Because sickle cell disease is a genetic condition linked to one mutation, it lends itself well to somatic genome editing. Several clinical trials are now under way (see the WHO genome editing registry for examples) and early results are promising. The challenge, however, is that future safe and effective genome editing therapies are likely to be expensive and unlikely to be available to most people with sickle cell disease in Africa or India for many years to come.
The human data and materials that scientists use to develop and test new therapies comes mostly from research on men and white people. A direct consequence of this is that innovative therapies are often untested or less well tested in women or people from different ethnic and racial groups. For example, cardiac devices were unnecessarily implanted in people of African ancestry in the United States, based on genetic risk factors that predict this disease in white people.
Much of the scientific work leading to therapeutic innovations occurs in wealthier countries with fewer resource constraints, strong health-care systems and stable infrastructure. As a consequence, innovations often do not accommodate the resource constraints common in poorer countries and poorer communities.

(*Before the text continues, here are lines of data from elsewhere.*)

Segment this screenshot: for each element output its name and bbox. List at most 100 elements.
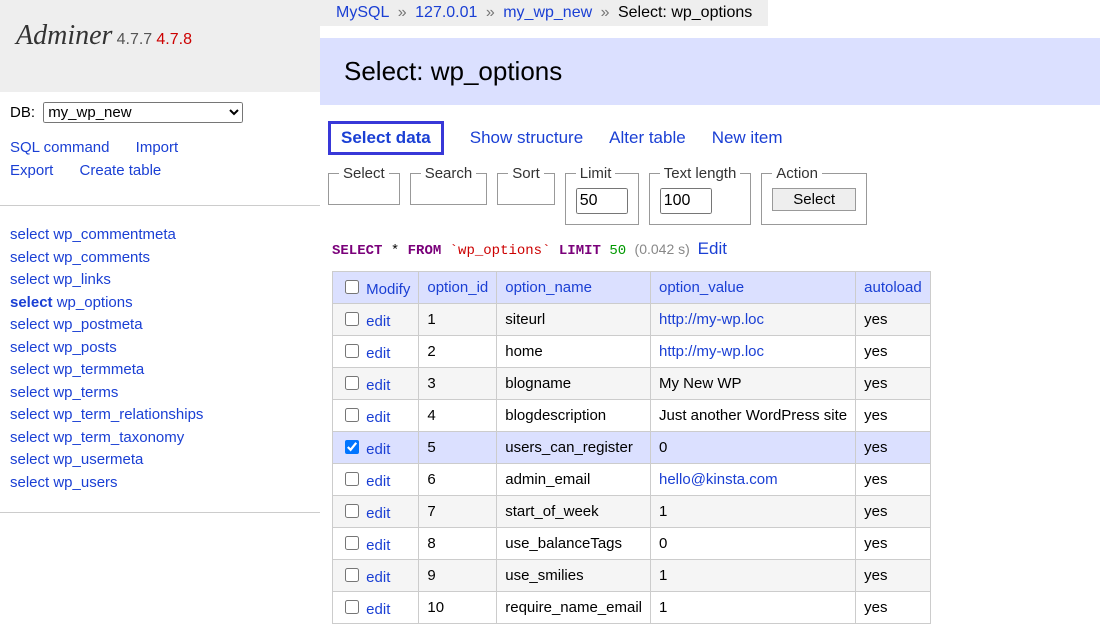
value-link[interactable]: hello@kinsta.com	[659, 471, 778, 488]
row-checkbox[interactable]	[345, 376, 359, 390]
row-checkbox[interactable]	[345, 472, 359, 486]
sql-select: SELECT	[332, 243, 382, 259]
breadcrumb-link[interactable]: 127.0.01	[415, 4, 477, 21]
edit-link[interactable]: edit	[366, 537, 390, 554]
cell-option-id: 3	[419, 368, 497, 400]
edit-link[interactable]: edit	[366, 505, 390, 522]
table-list: select wp_commentmetaselect wp_commentss…	[0, 214, 320, 504]
edit-link[interactable]: edit	[366, 313, 390, 330]
row-checkbox[interactable]	[345, 600, 359, 614]
tab-new-item[interactable]: New item	[712, 128, 783, 148]
table-link-wp_term_taxonomy[interactable]: select wp_term_taxonomy	[10, 427, 310, 450]
table-link-wp_options[interactable]: select wp_options	[10, 292, 310, 315]
table-link-wp_termmeta[interactable]: select wp_termmeta	[10, 359, 310, 382]
table-link-wp_users[interactable]: select wp_users	[10, 472, 310, 495]
db-select[interactable]: my_wp_new	[43, 102, 243, 123]
value-link[interactable]: http://my-wp.loc	[659, 311, 764, 328]
table-link-wp_terms[interactable]: select wp_terms	[10, 382, 310, 405]
link-sql-command[interactable]: SQL command	[10, 139, 110, 156]
edit-link[interactable]: edit	[366, 345, 390, 362]
table-link-wp_term_relationships[interactable]: select wp_term_relationships	[10, 404, 310, 427]
col-option-id: option_id	[419, 272, 497, 304]
row-checkbox[interactable]	[345, 536, 359, 550]
cell-autoload: yes	[856, 368, 931, 400]
row-checkbox[interactable]	[345, 568, 359, 582]
row-checkbox[interactable]	[345, 440, 359, 454]
value-link[interactable]: http://my-wp.loc	[659, 343, 764, 360]
breadcrumb-current: Select: wp_options	[618, 4, 752, 21]
edit-link[interactable]: edit	[366, 473, 390, 490]
breadcrumb-link[interactable]: MySQL	[336, 4, 389, 21]
cell-option-id: 8	[419, 528, 497, 560]
fieldset-search[interactable]: Search	[410, 165, 488, 205]
tab-alter-table[interactable]: Alter table	[609, 128, 686, 148]
tab-show-structure[interactable]: Show structure	[470, 128, 583, 148]
table-link-wp_postmeta[interactable]: select wp_postmeta	[10, 314, 310, 337]
cell-option-id: 6	[419, 464, 497, 496]
cell-option-value: http://my-wp.loc	[651, 304, 856, 336]
cell-option-name: require_name_email	[497, 592, 651, 624]
legend-action: Action	[772, 165, 822, 182]
tab-select-data[interactable]: Select data	[328, 121, 444, 155]
fieldset-select[interactable]: Select	[328, 165, 400, 205]
row-checkbox[interactable]	[345, 504, 359, 518]
filter-fieldsets: Select Search Sort Limit Text length Act…	[320, 161, 1100, 233]
text-length-input[interactable]	[660, 188, 712, 214]
table-row: edit6admin_emailhello@kinsta.comyes	[333, 464, 931, 496]
edit-link[interactable]: edit	[366, 569, 390, 586]
table-link-wp_links[interactable]: select wp_links	[10, 269, 310, 292]
cell-option-id: 7	[419, 496, 497, 528]
edit-link[interactable]: edit	[366, 601, 390, 618]
cell-option-id: 4	[419, 400, 497, 432]
cell-option-value: 1	[651, 496, 856, 528]
table-row: edit4blogdescriptionJust another WordPre…	[333, 400, 931, 432]
table-link-wp_commentmeta[interactable]: select wp_commentmeta	[10, 224, 310, 247]
sql-from: FROM	[408, 243, 442, 259]
cell-option-name: admin_email	[497, 464, 651, 496]
sql-table: `wp_options`	[450, 243, 551, 259]
cell-option-name: blogname	[497, 368, 651, 400]
db-label: DB:	[10, 104, 35, 121]
link-export[interactable]: Export	[10, 162, 53, 179]
cell-option-name: use_smilies	[497, 560, 651, 592]
divider	[0, 512, 320, 513]
table-row: edit8use_balanceTags0yes	[333, 528, 931, 560]
table-row: edit9use_smilies1yes	[333, 560, 931, 592]
select-button[interactable]	[772, 188, 856, 211]
col-option-name: option_name	[497, 272, 651, 304]
table-row: edit10require_name_email1yes	[333, 592, 931, 624]
query-edit-link[interactable]: Edit	[698, 239, 727, 258]
col-autoload: autoload	[856, 272, 931, 304]
row-checkbox[interactable]	[345, 408, 359, 422]
check-all[interactable]	[345, 280, 359, 294]
version-current: 4.7.7	[117, 31, 153, 48]
edit-link[interactable]: edit	[366, 441, 390, 458]
cell-option-name: siteurl	[497, 304, 651, 336]
row-checkbox[interactable]	[345, 312, 359, 326]
legend-search: Search	[421, 165, 477, 182]
content: MySQL » 127.0.01 » my_wp_new » Select: w…	[320, 0, 1100, 634]
edit-link[interactable]: edit	[366, 409, 390, 426]
edit-link[interactable]: edit	[366, 377, 390, 394]
side-links: SQL command Import Export Create table	[0, 133, 320, 197]
cell-option-value: Just another WordPress site	[651, 400, 856, 432]
fieldset-limit: Limit	[565, 165, 639, 225]
table-link-wp_usermeta[interactable]: select wp_usermeta	[10, 449, 310, 472]
table-row: edit2homehttp://my-wp.locyes	[333, 336, 931, 368]
row-checkbox[interactable]	[345, 344, 359, 358]
cell-autoload: yes	[856, 528, 931, 560]
table-row: edit7start_of_week1yes	[333, 496, 931, 528]
link-import[interactable]: Import	[136, 139, 179, 156]
query-time: (0.042 s)	[635, 241, 690, 257]
table-link-wp_comments[interactable]: select wp_comments	[10, 247, 310, 270]
table-row: edit1siteurlhttp://my-wp.locyes	[333, 304, 931, 336]
table-link-wp_posts[interactable]: select wp_posts	[10, 337, 310, 360]
cell-option-value: My New WP	[651, 368, 856, 400]
fieldset-sort[interactable]: Sort	[497, 165, 555, 205]
link-create-table[interactable]: Create table	[80, 162, 162, 179]
col-modify-label[interactable]: Modify	[366, 281, 410, 298]
cell-autoload: yes	[856, 400, 931, 432]
breadcrumb-link[interactable]: my_wp_new	[503, 4, 592, 21]
table-row: edit 3blognameMy New WPyes	[333, 368, 931, 400]
limit-input[interactable]	[576, 188, 628, 214]
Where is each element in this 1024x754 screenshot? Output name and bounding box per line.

Somatic genome editing interventions risk becoming solidly intertwined with corporate interest and profit motives. This is partly because many aspects of their development have been patented, increasing the cost for others wanting to use practices or materials for therapy design or delivery.
The WHO governance framework emphasizes ensuring that genome editing therapies are developed and made available equitably, and inclusive of global human genetic diversity. It also encourages critically analyzing the effects of proprietary ownership of genome editing technologies and future therapies.

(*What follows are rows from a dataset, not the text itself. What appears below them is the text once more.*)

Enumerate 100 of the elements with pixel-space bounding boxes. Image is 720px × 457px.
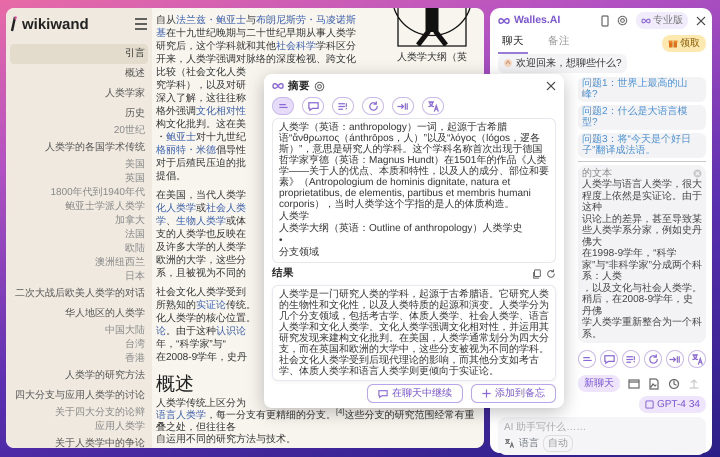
toc-item[interactable]: 引言 bbox=[10, 44, 148, 64]
article-line: 比较（社会文化人类 bbox=[156, 66, 246, 79]
tool-button[interactable] bbox=[362, 97, 384, 116]
toc-item[interactable]: 人类学的各国学术传统 bbox=[10, 138, 148, 158]
toc-item[interactable]: 人类学的研究方法 bbox=[10, 366, 148, 386]
refresh-icon bbox=[646, 352, 660, 366]
article-link[interactable]: 社会科学 bbox=[276, 41, 316, 52]
article-line: 开来，人类学强调对脉络的深度检视、跨文化 bbox=[156, 53, 356, 66]
article-line: 学、生物人类学或体 bbox=[156, 215, 246, 228]
tool-button[interactable] bbox=[302, 97, 324, 116]
toc-subitem[interactable]: 中国大陆 bbox=[10, 324, 148, 338]
toc-subitem[interactable]: 台湾 bbox=[10, 338, 148, 352]
chat-tab[interactable]: 备注 bbox=[544, 33, 574, 54]
article-link[interactable]: 文化相对性 bbox=[196, 106, 246, 117]
article-line: 研究后，这个学科就和其他社会科学学科区分 bbox=[156, 40, 356, 53]
article-line: 年，“科学家”与“ bbox=[156, 338, 226, 351]
article-line: 对于后殖民压迫的批 bbox=[156, 157, 246, 170]
article-link[interactable]: 布朗尼斯劳・马凌诺斯 bbox=[256, 15, 356, 26]
toc-subitem[interactable]: 澳洲纽西兰 bbox=[10, 256, 148, 270]
new-chat-button[interactable]: 新聊天 bbox=[578, 375, 620, 392]
settings-icon[interactable] bbox=[617, 15, 628, 26]
tool-button[interactable] bbox=[422, 97, 444, 116]
suggested-question[interactable]: 问题3：将“今天是个好日子”翻译成法语。 bbox=[578, 132, 706, 158]
continue-in-chat-button[interactable]: 在聊天中继续 bbox=[367, 384, 463, 403]
tool-button[interactable] bbox=[272, 97, 294, 116]
tool-button[interactable] bbox=[332, 97, 354, 116]
toc-item[interactable]: 概述 bbox=[10, 64, 148, 84]
toc-subitem[interactable]: 应用人类学 bbox=[10, 420, 148, 434]
toolbar-button[interactable] bbox=[628, 378, 640, 390]
suggested-question[interactable]: 问题2：什么是大语言模型? bbox=[578, 104, 706, 130]
toc-item[interactable]: 华人地区的人类学 bbox=[10, 304, 148, 324]
source-text: 人类学 bbox=[279, 211, 310, 222]
tool-button[interactable] bbox=[644, 350, 662, 368]
menu-icon[interactable] bbox=[134, 18, 148, 30]
article-link[interactable]: 法兰兹・鲍亚士 bbox=[176, 15, 246, 26]
add-to-notes-button[interactable]: 添加到备忘 bbox=[471, 384, 556, 403]
tool-button[interactable] bbox=[688, 350, 706, 368]
toc-subitem[interactable]: 美国 bbox=[10, 158, 148, 172]
model-button[interactable]: GPT-4 34 bbox=[638, 396, 706, 414]
suggested-question[interactable]: 问题1：世界上最高的山峰? bbox=[578, 76, 706, 102]
brand-name: Walles.AI bbox=[514, 12, 560, 28]
toc-subitem[interactable]: 20世纪 bbox=[10, 124, 148, 138]
article-line: 支的人类学也反映在 bbox=[156, 228, 246, 241]
toolbar-button[interactable] bbox=[648, 378, 660, 390]
toolbar-button[interactable] bbox=[668, 378, 680, 390]
article-link[interactable]: 学 bbox=[156, 216, 166, 227]
article-link[interactable]: 认识论 bbox=[216, 326, 246, 337]
selected-text: ，以及文化与社会人类学。稍后，在2008-9学年，史丹佛 bbox=[582, 282, 702, 317]
toc-subitem[interactable]: 欧陆 bbox=[10, 242, 148, 256]
article-line: 及许多大学的人类学 bbox=[156, 241, 246, 254]
close-icon[interactable] bbox=[546, 81, 556, 92]
toc-item[interactable]: 二次大战后欧美人类学的对话 bbox=[10, 284, 148, 304]
chat-bubble-icon bbox=[306, 100, 320, 113]
article-link[interactable]: 语言人类学 bbox=[156, 410, 206, 421]
toc-subitem[interactable]: 1800年代到1940年代 bbox=[10, 186, 148, 200]
toc-subitem[interactable]: 英国 bbox=[10, 172, 148, 186]
translate-icon bbox=[504, 438, 515, 450]
article-line: 欧洲的大学，这些分 bbox=[156, 254, 246, 267]
selected-text: 人类学与语言人类学，很大程度上依然是实证论。由于这种 bbox=[582, 179, 702, 214]
toc-subitem[interactable]: 法国 bbox=[10, 228, 148, 242]
copy-icon[interactable] bbox=[532, 269, 542, 280]
claim-button[interactable]: 领取 bbox=[662, 34, 706, 52]
message-input[interactable]: AI 助手写什么…… 语言 自动 bbox=[498, 417, 706, 456]
toc-item[interactable]: 人类学家 bbox=[10, 84, 148, 104]
plus-icon bbox=[482, 389, 491, 398]
tool-button[interactable] bbox=[578, 350, 596, 368]
article-link[interactable]: 鲍亚士 bbox=[166, 132, 196, 143]
article-link[interactable]: 论 bbox=[156, 326, 166, 337]
article-link[interactable]: 基 bbox=[156, 28, 166, 39]
close-icon[interactable] bbox=[696, 16, 706, 26]
tool-button[interactable] bbox=[600, 350, 618, 368]
model-count: 34 bbox=[688, 398, 700, 412]
article-link[interactable]: 化人类学 bbox=[156, 203, 196, 214]
toc-item[interactable]: 历史 bbox=[10, 104, 148, 124]
toc-subitem[interactable]: 鲍亚士学派人类学 bbox=[10, 200, 148, 214]
toc-subitem[interactable]: 关于四大分支的论辩 bbox=[10, 406, 148, 420]
article-link[interactable]: 格丽特・米德 bbox=[156, 145, 216, 156]
toc-item[interactable]: 四大分支与应用人类学的讨论 bbox=[10, 386, 148, 406]
toc-subitem[interactable]: 香港 bbox=[10, 352, 148, 366]
toc-subitem[interactable]: 日本 bbox=[10, 270, 148, 284]
article-link[interactable]: 社会人类 bbox=[206, 203, 246, 214]
article-link[interactable]: 实证论 bbox=[196, 300, 226, 311]
toc-item[interactable]: 关于人类学中的争论 bbox=[10, 434, 148, 448]
section-heading: 概述 bbox=[156, 372, 194, 396]
tool-button[interactable] bbox=[392, 97, 414, 116]
translate-icon bbox=[426, 100, 440, 113]
tool-button[interactable] bbox=[666, 350, 684, 368]
tool-button[interactable] bbox=[622, 350, 640, 368]
toc-subitem[interactable]: 加拿大 bbox=[10, 214, 148, 228]
article-line: 格外强调文化相对性 bbox=[156, 105, 246, 118]
selected-text: 识论上的差异，甚至导致某些人类学系分家，例如史丹佛大 bbox=[582, 214, 702, 248]
selected-text: 在1998-9学年，“科学家”与“非科学家”分成两个科系：人类 bbox=[582, 248, 702, 282]
settings-icon[interactable] bbox=[314, 80, 325, 92]
refresh-icon[interactable] bbox=[546, 269, 556, 280]
article-line: 论。由于这种认识论 bbox=[156, 325, 246, 338]
phone-icon[interactable] bbox=[601, 14, 609, 26]
greeting-message: 欢迎回来，想聊些什么? bbox=[498, 54, 627, 73]
image-file-icon bbox=[648, 378, 660, 390]
article-link[interactable]: 生物人类学 bbox=[176, 216, 226, 227]
source-text: • bbox=[279, 235, 284, 246]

As well, equitable access means fostering innovation in low- and middle-income countries. An example is the Antiviral Gene Therapy Research Unit based at the University of the Witwatersrand in South Africa. This research team investigates and seeks to develop gene therapy approaches — including genome editing — to alleviate the high burden of hepatitis B.
The WHO framework recommends that somatic genome editing clinical trials not be conducted in countries without effective research regulation and oversight. It also discourages trials in countries where the resultant therapies are likely to be so expensive or require such specialist care, that they are unlikely ever to be made available. Specifically, this means that clinical trials for somatic genome editing innovations should only be conducted in countries where it’s likely that the innovation would be marketed, and where there is robust ethics oversight.
Somatic human genome editing research offers previously unimaginable pathways to alleviating suffering for millions of people living with conditions such as sickle cell disease. Unless specific attention is paid to ensuring the development of affordable innovations that can be implemented across the globe, these benefits may never reach the global poor.